Recomendações de saúde pública
Diante do aumento de dispositivos eletrônicos no mercado e do apelo entre menores de idade, entidades médicas recomendam ampliar ações educativas sobre os riscos do cigarro eletrônico. Campanhas específicas em ambientes escolares e orientação familiar são apontadas como estratégias fundamentais para reduzir o uso precoce de produtos com nicotina.
Além da informação, especialistas sugerem monitoramento rigoroso de marketing direcionado ao público jovem, fiscalização de pontos de venda e oferta de suporte clínico a quem deseja interromper o consumo. A combinação dessas medidas pretende limitar o acesso, diminuir a experimentação e, consequentemente, reduzir possíveis impactos na saúde mental.

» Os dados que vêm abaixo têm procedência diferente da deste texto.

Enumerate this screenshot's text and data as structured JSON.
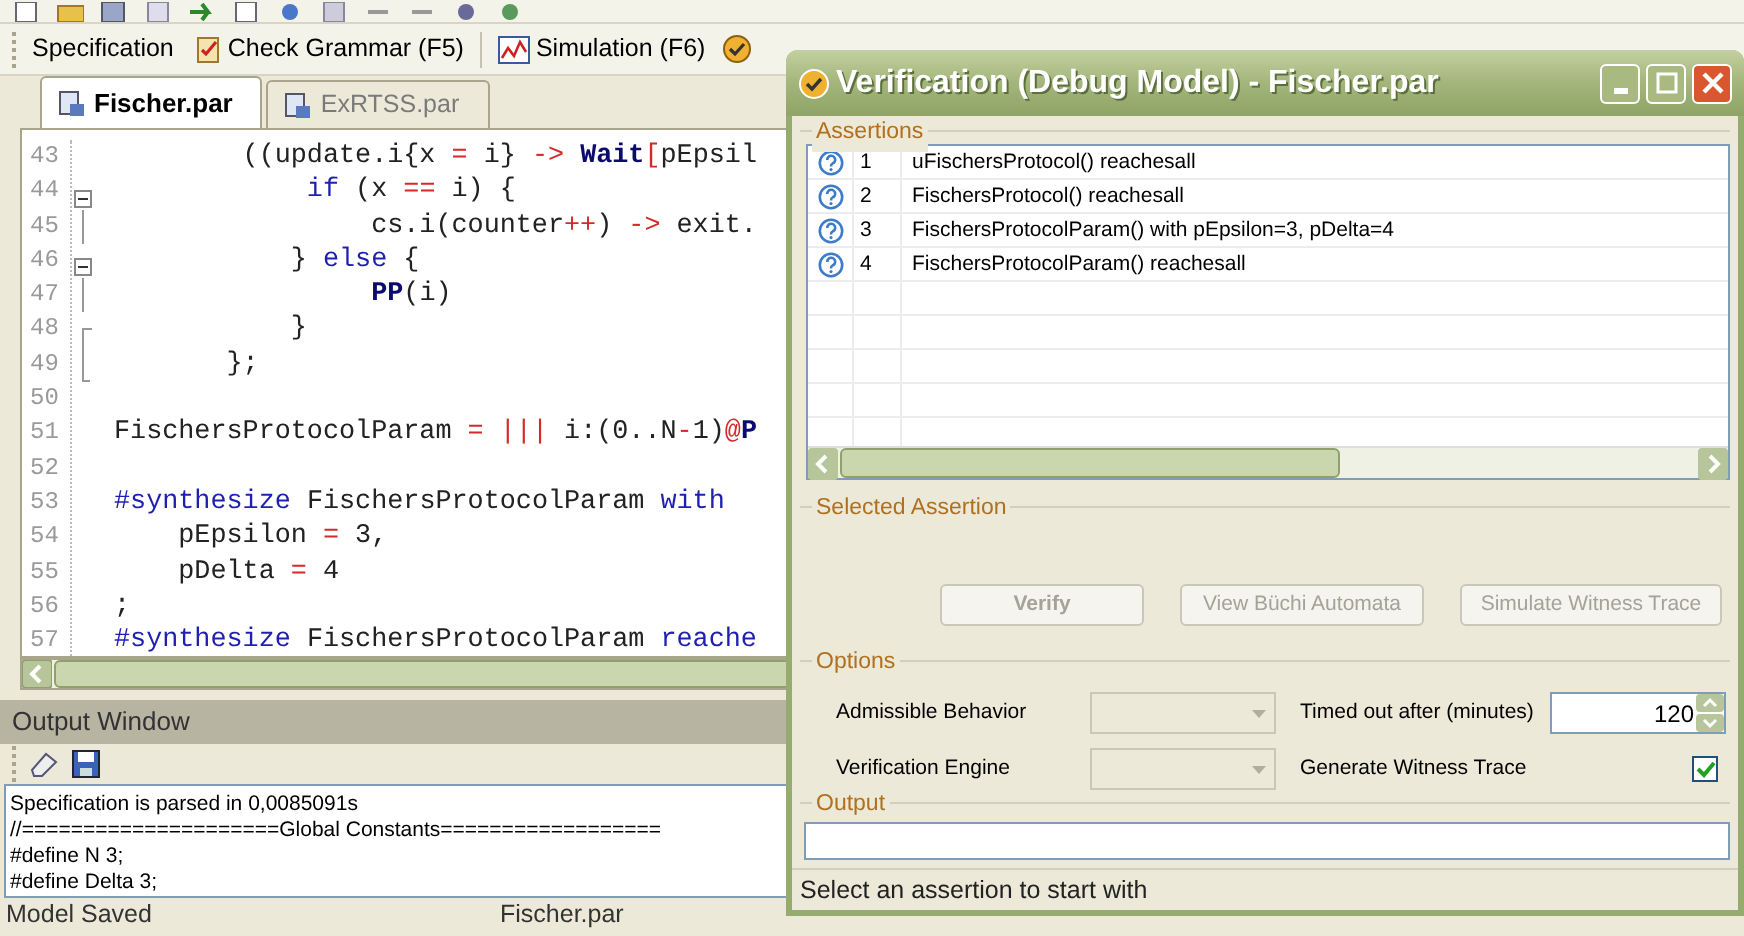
{
  "toolbar": [
    {
      "kind": "text",
      "label": "Specification"
    },
    {
      "kind": "grammar",
      "label": "Check Grammar (F5)"
    },
    {
      "kind": "simulation",
      "label": "Simulation (F6)"
    },
    {
      "kind": "verification"
    }
  ],
  "tabs": [
    {
      "label": "Fischer.par",
      "selected": true
    },
    {
      "label": "ExRTSS.par",
      "selected": false
    }
  ],
  "editor": {
    "lines": [
      {
        "number": "43",
        "kind": "plain",
        "tokens": [
          {
            "t": "        ((update.i{x ",
            "color": "#222222"
          },
          {
            "t": "=",
            "color": "#d42a2a"
          },
          {
            "t": " i} ",
            "color": "#222222"
          },
          {
            "t": "->",
            "color": "#d42a2a"
          },
          {
            "t": " Wait",
            "color": "#0b0b6e",
            "bold": true
          },
          {
            "t": "[",
            "color": "#d42a2a"
          },
          {
            "t": "pEpsil",
            "color": "#222222"
          }
        ]
      },
      {
        "number": "44",
        "kind": "collapse",
        "tokens": [
          {
            "t": "            if",
            "color": "#1f1fb0"
          },
          {
            "t": " (x ",
            "color": "#222222"
          },
          {
            "t": "==",
            "color": "#d42a2a"
          },
          {
            "t": " i) {",
            "color": "#222222"
          }
        ]
      },
      {
        "number": "45",
        "kind": "inner",
        "tokens": [
          {
            "t": "                cs.i(counter",
            "color": "#222222"
          },
          {
            "t": "++",
            "color": "#d42a2a"
          },
          {
            "t": ") ",
            "color": "#222222"
          },
          {
            "t": "->",
            "color": "#d42a2a"
          },
          {
            "t": " exit.",
            "color": "#222222"
          }
        ]
      },
      {
        "number": "46",
        "kind": "collapse",
        "tokens": [
          {
            "t": "           } ",
            "color": "#222222"
          },
          {
            "t": "else",
            "color": "#1f1fb0"
          },
          {
            "t": " {",
            "color": "#222222"
          }
        ]
      },
      {
        "number": "47",
        "kind": "inner",
        "tokens": [
          {
            "t": "                PP",
            "color": "#0b0b6e",
            "bold": true
          },
          {
            "t": "(i)",
            "color": "#222222"
          }
        ]
      },
      {
        "number": "48",
        "kind": "branch",
        "tokens": [
          {
            "t": "           }",
            "color": "#222222"
          }
        ]
      },
      {
        "number": "49",
        "kind": "end",
        "tokens": [
          {
            "t": "       };",
            "color": "#222222"
          }
        ]
      },
      {
        "number": "50",
        "kind": "plain"
      },
      {
        "number": "51",
        "kind": "plain",
        "tokens": [
          {
            "t": "FischersProtocolParam ",
            "color": "#222222"
          },
          {
            "t": "=",
            "color": "#d42a2a"
          },
          {
            "t": " |||",
            "color": "#d42a2a"
          },
          {
            "t": " i:(0..N",
            "color": "#222222"
          },
          {
            "t": "-",
            "color": "#d42a2a"
          },
          {
            "t": "1)",
            "color": "#222222"
          },
          {
            "t": "@",
            "color": "#d42a2a"
          },
          {
            "t": "P",
            "color": "#0b0b6e",
            "bold": true
          }
        ]
      },
      {
        "number": "52",
        "kind": "plain"
      },
      {
        "number": "53",
        "kind": "plain",
        "tokens": [
          {
            "t": "#synthesize",
            "color": "#1f1fb0"
          },
          {
            "t": " FischersProtocolParam ",
            "color": "#222222"
          },
          {
            "t": "with",
            "color": "#1f1fb0"
          }
        ]
      },
      {
        "number": "54",
        "kind": "plain",
        "tokens": [
          {
            "t": "    pEpsilon ",
            "color": "#222222"
          },
          {
            "t": "=",
            "color": "#d42a2a"
          },
          {
            "t": " 3,",
            "color": "#222222"
          }
        ]
      },
      {
        "number": "55",
        "kind": "plain",
        "tokens": [
          {
            "t": "    pDelta ",
            "color": "#222222"
          },
          {
            "t": "=",
            "color": "#d42a2a"
          },
          {
            "t": " 4",
            "color": "#222222"
          }
        ]
      },
      {
        "number": "56",
        "kind": "plain",
        "tokens": [
          {
            "t": ";",
            "color": "#222222"
          }
        ]
      },
      {
        "number": "57",
        "kind": "plain",
        "tokens": [
          {
            "t": "#synthesize",
            "color": "#1f1fb0"
          },
          {
            "t": " FischersProtocolParam ",
            "color": "#222222"
          },
          {
            "t": "reache",
            "color": "#1f1fb0"
          }
        ]
      }
    ]
  },
  "output_window": {
    "title": "Output Window",
    "lines": [
      "Specification is parsed in 0,0085091s",
      "//=====================Global Constants==================",
      "#define N 3;",
      "#define Delta 3;"
    ]
  },
  "status_bar": [
    "Model Saved",
    "Fischer.par"
  ],
  "dialog": {
    "title": "Verification (Debug Model) - Fischer.par",
    "assertions": {
      "label": "Assertions",
      "rows": [
        {
          "kind": "unknown",
          "number": "1",
          "text": "uFischersProtocol() reachesall"
        },
        {
          "kind": "unknown",
          "number": "2",
          "text": "FischersProtocol() reachesall"
        },
        {
          "kind": "unknown",
          "number": "3",
          "text": "FischersProtocolParam() with pEpsilon=3, pDelta=4"
        },
        {
          "kind": "unknown",
          "number": "4",
          "text": "FischersProtocolParam() reachesall"
        }
      ]
    },
    "selected_assertion": {
      "label": "Selected Assertion",
      "buttons": [
        {
          "label": "Verify",
          "disabled": true,
          "default": true
        },
        {
          "label": "View Büchi Automata",
          "disabled": true,
          "default": false
        },
        {
          "label": "Simulate Witness Trace",
          "disabled": true,
          "default": false
        }
      ]
    },
    "options": {
      "label": "Options",
      "items": [
        {
          "kind": "combo",
          "label": "Admissible Behavior",
          "disabled": true
        },
        {
          "kind": "spin",
          "label": "Timed out after (minutes)",
          "value": "120"
        },
        {
          "kind": "combo",
          "label": "Verification Engine",
          "disabled": true
        },
        {
          "kind": "checkbox",
          "label": "Generate Witness Trace",
          "checked": true
        }
      ]
    },
    "output": {
      "label": "Output"
    },
    "status": "Select an assertion to start with"
  }
}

Embora mais investigações longitudinais sejam necessárias para esclarecer o papel exato da nicotina e de outros componentes do vapor, as evidências atuais indicam que, quanto maior a exposição ao tabaco — seja por meio de cigarros convencionais ou eletrônicos —, maior a vulnerabilidade a sintomas de ansiedade e depressão durante a adolescência.
Os autores defendem que o monitoramento contínuo de tendências de consumo, associado ao acompanhamento de indicadores de saúde mental, é essencial para orientar políticas públicas e intervenções precoces.
Em síntese, o trabalho da Universidade de West Virginia reforça a ligação entre vape, tabagismo e transtornos mentais em uma fase crítica do desenvolvimento humano, evidenciando a urgência de estratégias de prevenção e apoio aos jovens.